Review

Mit "Carlito`s Way" widmeten sich Brian De Palma und Al Pacino zum zweiten Mal dem Sujet des Latino-Gangster-Milieus. Allerdings geht es hier nicht um das Aufwärmen eines erfolgreichen Rezepts, denn Carlito Brigante erzählt uns eine gänzlich anders geartete Geschichte als es Tony Montana zehn Jahre zuvor tat.


Widmete sich De Palma in "Scarface" dem Aufstieg und letztlich unvermeidbaren Fall des Koksbarons Montana, so reduziert er den Blick auf Carlito Brigante auf wenige Monate nach dessen Haftentlassung, die von dem gescheiterten Versuch eines Entkommens aus dem Milieu geprägt sind. 

Interessanter Weise legte De Palma dabei großen Wert auf eine gesteigerte Sentimentalität, die so manches Mal schon ins Kitschige abdriftet.

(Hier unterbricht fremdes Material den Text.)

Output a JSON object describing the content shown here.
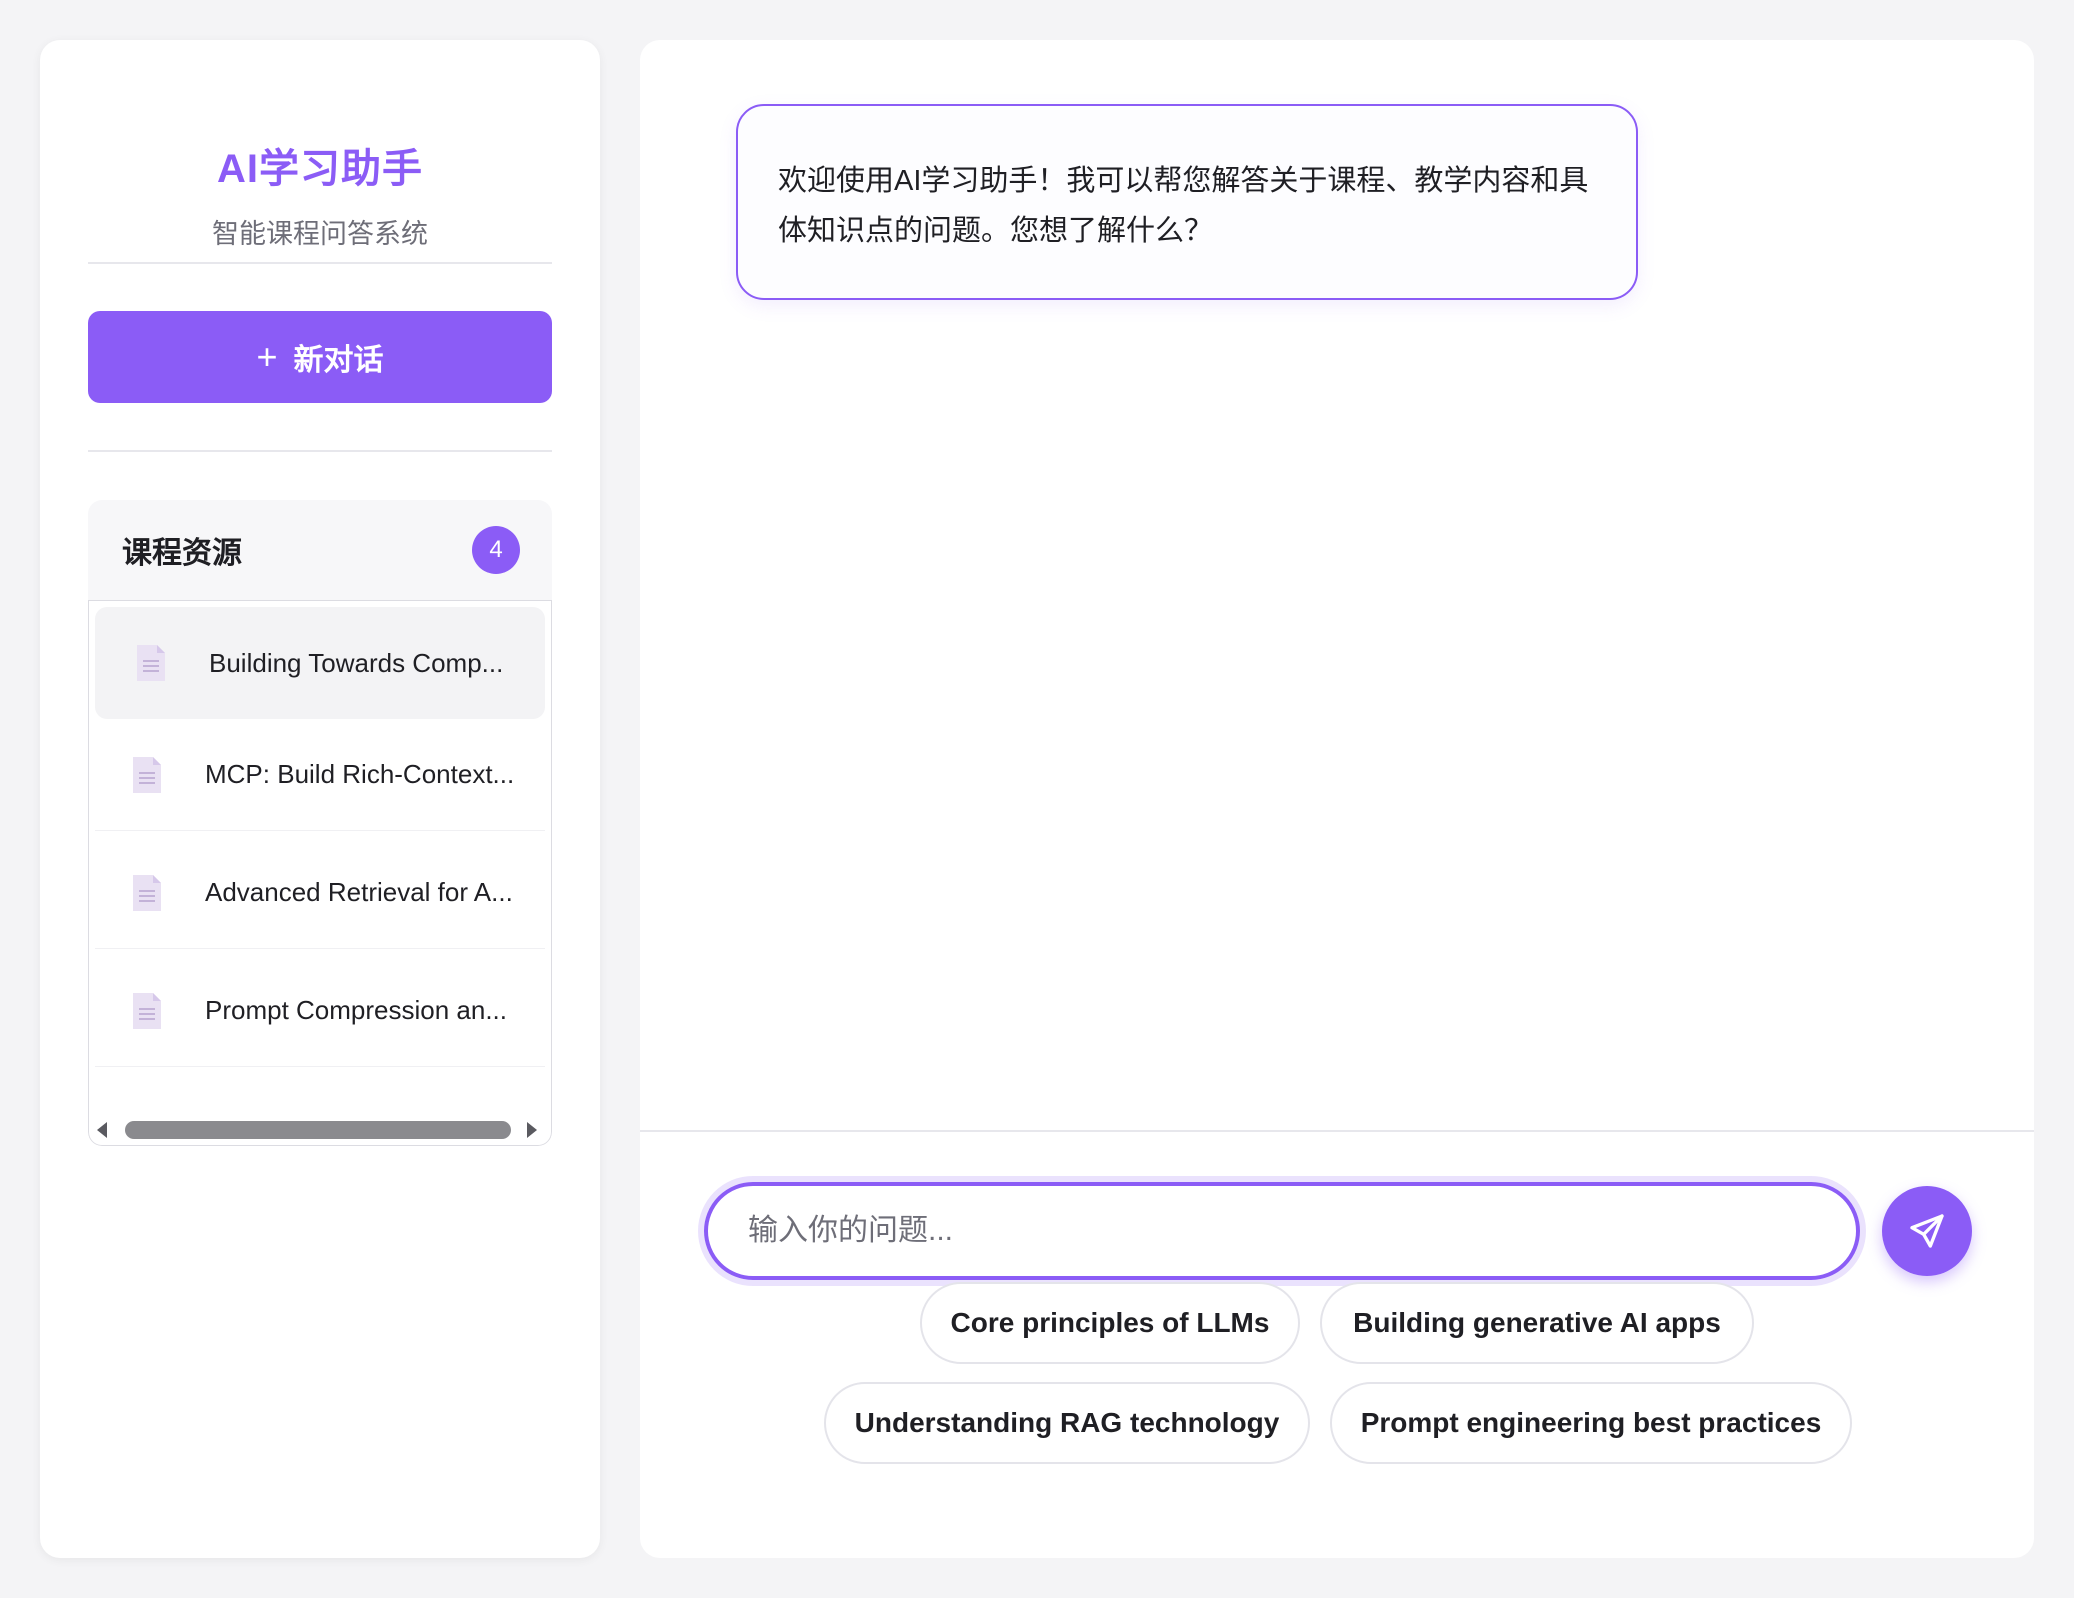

In diesen Sequenzen kann man dann eventuell auch Kritikpunkte finden. Auch wenn ich diese altmodische Liebesdramatik irgendwie passend finde, ist Penelope Ann Miller vielleicht nicht die beste Wahl gewesen. Immerhin stellt diese Figur den magnetischen Pol für die Hauptfigur dar, aber insgesamt wirkt Miller zu blass und legt ihre Rolle deutlich zu naiv an. Ein Format wie Pacino will einfach nicht so recht dazu passen. Letztlich bleibt hier ein zentrales Handlungsmotiv des Helden zu schwach ausgeleuchtet.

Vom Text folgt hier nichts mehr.